# Module 3: Building Applications with Foundation Models

Modules 1 and 2 covered how foundation models work and how to use them
responsibly. Module 3 is where you build. You will assemble real applications:
move from one-off prompts to stateful conversations, ground models in your own
data, give them tools so they can act, and extend everything to images and other
modalities.
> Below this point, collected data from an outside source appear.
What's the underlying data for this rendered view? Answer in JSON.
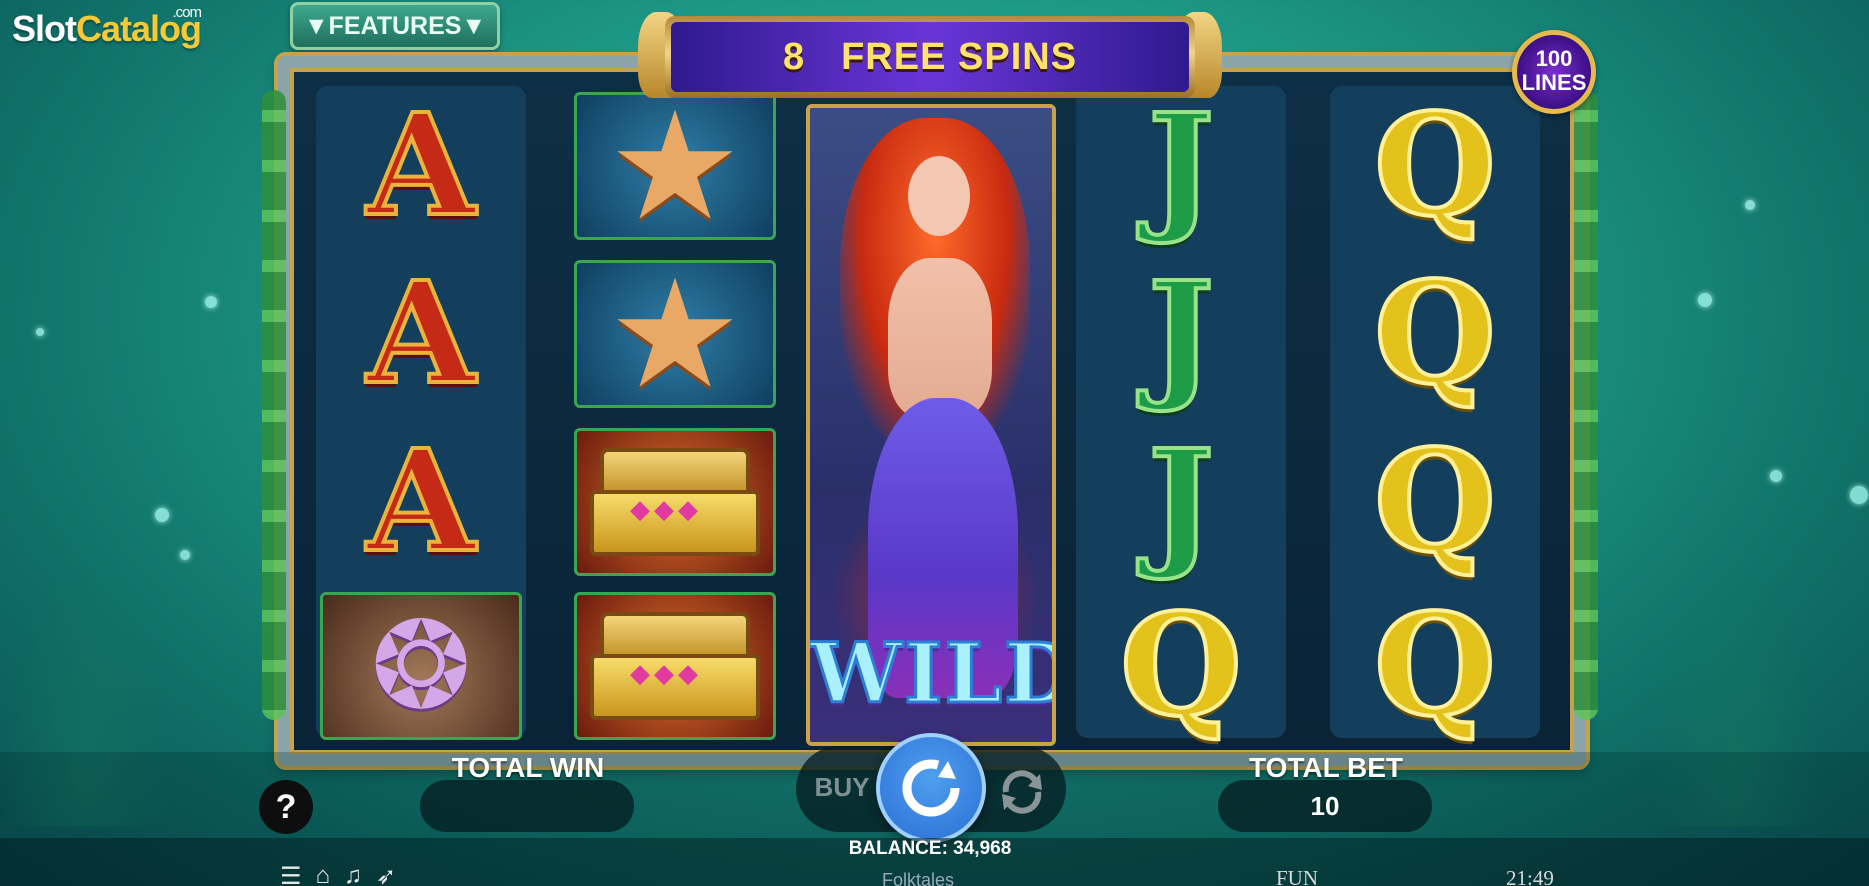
{
  "logo": {
    "main_white": "Slot",
    "main_gold": "Catalog",
    "suffix": ".com"
  },
  "features_button": {
    "label": "▼FEATURES▼"
  },
  "free_spins": {
    "count": "8",
    "label": "FREE SPINS"
  },
  "lines_badge": {
    "count": "100",
    "label": "LINES"
  },
  "reels": {
    "reel1": [
      "A",
      "A",
      "A",
      "pearl-clam"
    ],
    "reel2": [
      "starfish",
      "starfish",
      "treasure-chest",
      "treasure-chest"
    ],
    "reel3": [
      "mermaid-wild"
    ],
    "reel4": [
      "J",
      "J",
      "J",
      "Q"
    ],
    "reel5": [
      "Q",
      "Q",
      "Q",
      "Q"
    ],
    "wild_label": "WILD"
  },
  "bottom": {
    "help_label": "?",
    "total_win_label": "TOTAL WIN",
    "total_win_value": "",
    "buy_label": "BUY",
    "total_bet_label": "TOTAL BET",
    "total_bet_value": "10",
    "balance_text": "BALANCE: 34,968"
  },
  "status_bar": {
    "icons": [
      "menu-icon",
      "home-icon",
      "sound-icon",
      "turbo-icon"
    ],
    "provider": "Folktales",
    "mode": "FUN",
    "time": "21:49"
  },
  "colors": {
    "background": "#1d9886",
    "frame_gold": "#c6a24a",
    "banner_purple": "#6a35d8",
    "spin_blue": "#2a6fd4"
  }
}
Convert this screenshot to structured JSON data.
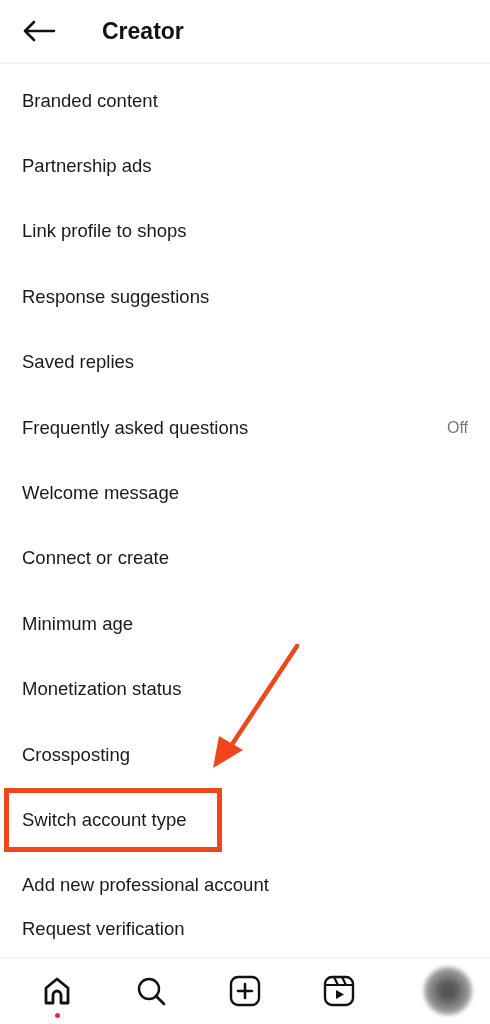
{
  "header": {
    "title": "Creator"
  },
  "items": [
    {
      "label": "Branded content",
      "highlighted": false
    },
    {
      "label": "Partnership ads",
      "highlighted": false
    },
    {
      "label": "Link profile to shops",
      "highlighted": false
    },
    {
      "label": "Response suggestions",
      "highlighted": false
    },
    {
      "label": "Saved replies",
      "highlighted": false
    },
    {
      "label": "Frequently asked questions",
      "value": "Off",
      "highlighted": false
    },
    {
      "label": "Welcome message",
      "highlighted": false
    },
    {
      "label": "Connect or create",
      "highlighted": false
    },
    {
      "label": "Minimum age",
      "highlighted": false
    },
    {
      "label": "Monetization status",
      "highlighted": false
    },
    {
      "label": "Crossposting",
      "highlighted": false
    },
    {
      "label": "Switch account type",
      "highlighted": true
    },
    {
      "label": "Add new professional account",
      "highlighted": false
    },
    {
      "label": "Request verification",
      "highlighted": false
    }
  ],
  "nav": [
    {
      "kind": "home",
      "selected": true
    },
    {
      "kind": "search",
      "selected": false
    },
    {
      "kind": "create",
      "selected": false
    },
    {
      "kind": "reels",
      "selected": false
    },
    {
      "kind": "profile",
      "selected": false
    }
  ]
}
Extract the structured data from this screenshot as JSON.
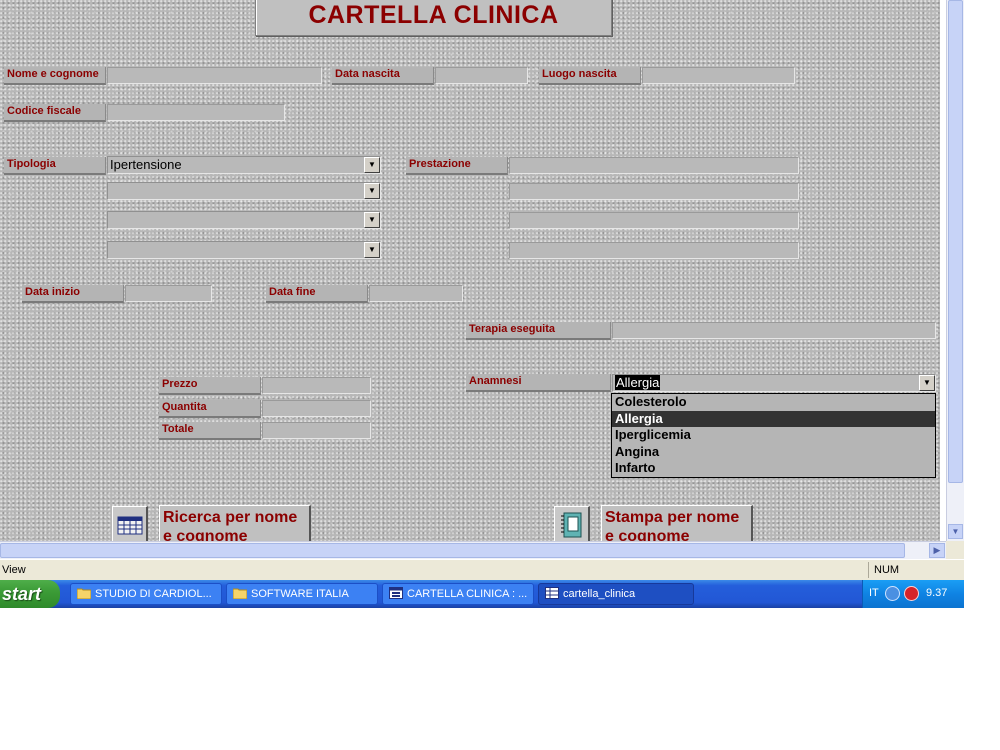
{
  "form": {
    "title": "CARTELLA CLINICA",
    "labels": {
      "nome": "Nome e cognome",
      "data_nascita": "Data nascita",
      "luogo_nascita": "Luogo nascita",
      "codice_fiscale": "Codice fiscale",
      "tipologia": "Tipologia",
      "prestazione": "Prestazione",
      "data_inizio": "Data inizio",
      "data_fine": "Data fine",
      "terapia": "Terapia eseguita",
      "prezzo": "Prezzo",
      "quantita": "Quantita",
      "totale": "Totale",
      "anamnesi": "Anamnesi"
    },
    "tipologia_value": "Ipertensione",
    "anamnesi_value": "Allergia",
    "anamnesi_options": [
      "Colesterolo",
      "Allergia",
      "Iperglicemia",
      "Angina",
      "Infarto"
    ],
    "anamnesi_highlighted": "Allergia",
    "buttons": {
      "ricerca": "Ricerca per nome e cognome",
      "stampa": "Stampa per nome e cognome"
    }
  },
  "statusbar": {
    "left": "View",
    "right": "NUM"
  },
  "taskbar": {
    "start": "start",
    "tasks": [
      {
        "label": "STUDIO DI CARDIOL...",
        "icon": "folder-icon"
      },
      {
        "label": "SOFTWARE ITALIA",
        "icon": "folder-icon"
      },
      {
        "label": "CARTELLA CLINICA : ...",
        "icon": "access-form-icon"
      },
      {
        "label": "cartella_clinica",
        "icon": "access-table-icon"
      }
    ],
    "tray": {
      "lang": "IT",
      "clock": "9.37"
    }
  },
  "colors": {
    "label_text": "#8b0000",
    "taskbar": "#245edb",
    "start_button": "#3c9c37"
  }
}
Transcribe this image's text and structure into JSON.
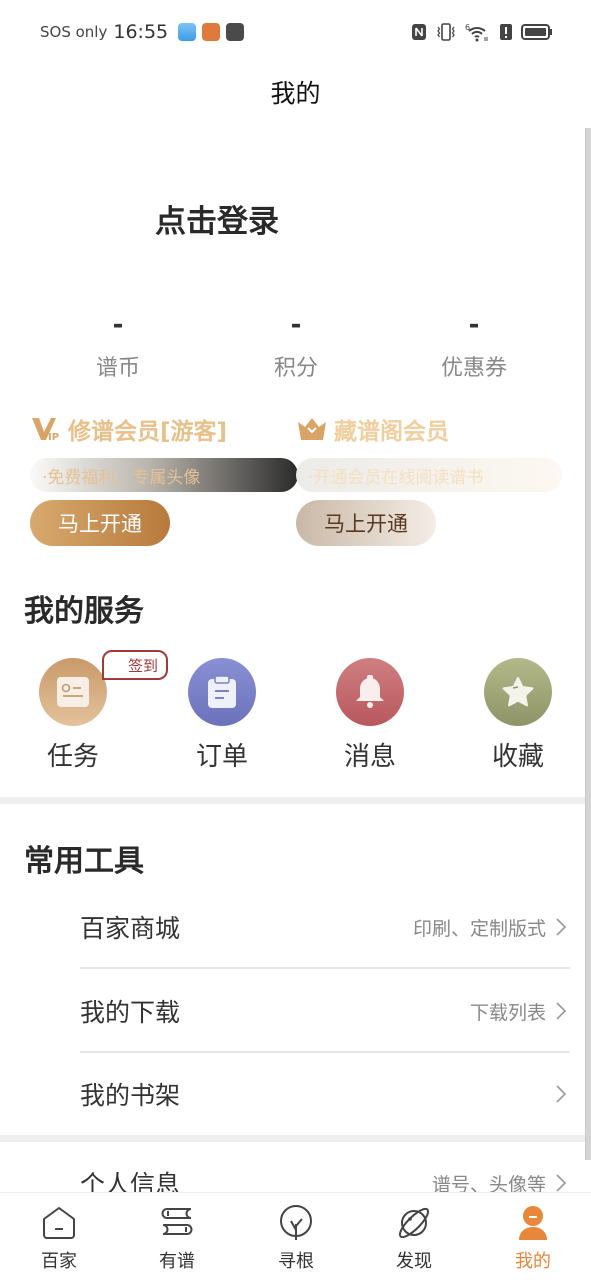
{
  "status_bar": {
    "carrier": "SOS only",
    "time": "16:55",
    "notification_apps": [
      "weather-app",
      "novel-app",
      "game-app"
    ],
    "indicators": [
      "nfc-icon",
      "vibrate-icon",
      "wifi-6-icon",
      "alert-icon",
      "battery-icon"
    ]
  },
  "header": {
    "title": "我的"
  },
  "profile": {
    "login_prompt": "点击登录"
  },
  "stats": [
    {
      "value": "-",
      "label": "谱币"
    },
    {
      "value": "-",
      "label": "积分"
    },
    {
      "value": "-",
      "label": "优惠券"
    }
  ],
  "membership": [
    {
      "title": "修谱会员[游客]",
      "subtitle": "·免费福利，专属头像",
      "button": "马上开通",
      "icon": "vip-icon"
    },
    {
      "title": "藏谱阁会员",
      "subtitle": "·开通会员在线阅读谱书",
      "button": "马上开通",
      "icon": "crown-icon"
    }
  ],
  "services": {
    "title": "我的服务",
    "items": [
      {
        "label": "任务",
        "icon": "task-card-icon",
        "badge": "签到",
        "color": "#d4a373"
      },
      {
        "label": "订单",
        "icon": "clipboard-icon",
        "color": "#7a82c8"
      },
      {
        "label": "消息",
        "icon": "bell-icon",
        "color": "#c56e72"
      },
      {
        "label": "收藏",
        "icon": "star-icon",
        "color": "#a4aa7c"
      }
    ]
  },
  "tools": {
    "title": "常用工具",
    "items": [
      {
        "label": "百家商城",
        "hint": "印刷、定制版式"
      },
      {
        "label": "我的下载",
        "hint": "下载列表"
      },
      {
        "label": "我的书架",
        "hint": ""
      }
    ]
  },
  "more": {
    "items": [
      {
        "label": "个人信息",
        "hint": "谱号、头像等"
      }
    ]
  },
  "bottom_nav": {
    "active_index": 4,
    "active_color": "#e8873a",
    "items": [
      {
        "label": "百家",
        "icon": "home-icon"
      },
      {
        "label": "有谱",
        "icon": "books-icon"
      },
      {
        "label": "寻根",
        "icon": "tree-icon"
      },
      {
        "label": "发现",
        "icon": "planet-icon"
      },
      {
        "label": "我的",
        "icon": "user-icon"
      }
    ]
  }
}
The connective tissue is **LangChain**, a framework for composing
LLM-powered applications, running on Amazon Bedrock models.

```{list-table}
:header-rows: 1
:widths: 8 42 50

* - No.
  - Chapter
  - What you will build toward
* - 1
  - {doc}`01-langchain-modules`
  - The LangChain framework: prompt templates, output parsers, chains (LCEL), and
    memory.
* - 2
  - {doc}`02-conversational-applications`
  - Chatbots: from Q&A to conversation, chat models, caching, and memory
    strategies for long chats.
* - 3
  - {doc}`03-retrieval-augmented-generation`
  - Grounding, RAG architecture, vector databases, chunking, rerankers, and
    multimodal RAG.
* - 4
  - {doc}`04-agents`
  - Agents: tools, the ReAct pattern, LangChain agents, and agentic workflows.
* - 5
  - {doc}`05-multimodal-applications`
  - Multimodal applications: personalization, video analysis, customer service,
    and multimodal agents.
```

The chapters build on one another: a chatbot is a chain with memory; RAG adds
retrieval to that chain; an agent adds tools and reasoning on top; and multimodal
applications extend the whole stack to images and video. The labs in
{doc}`labs-overview` implement each step on Amazon Bedrock.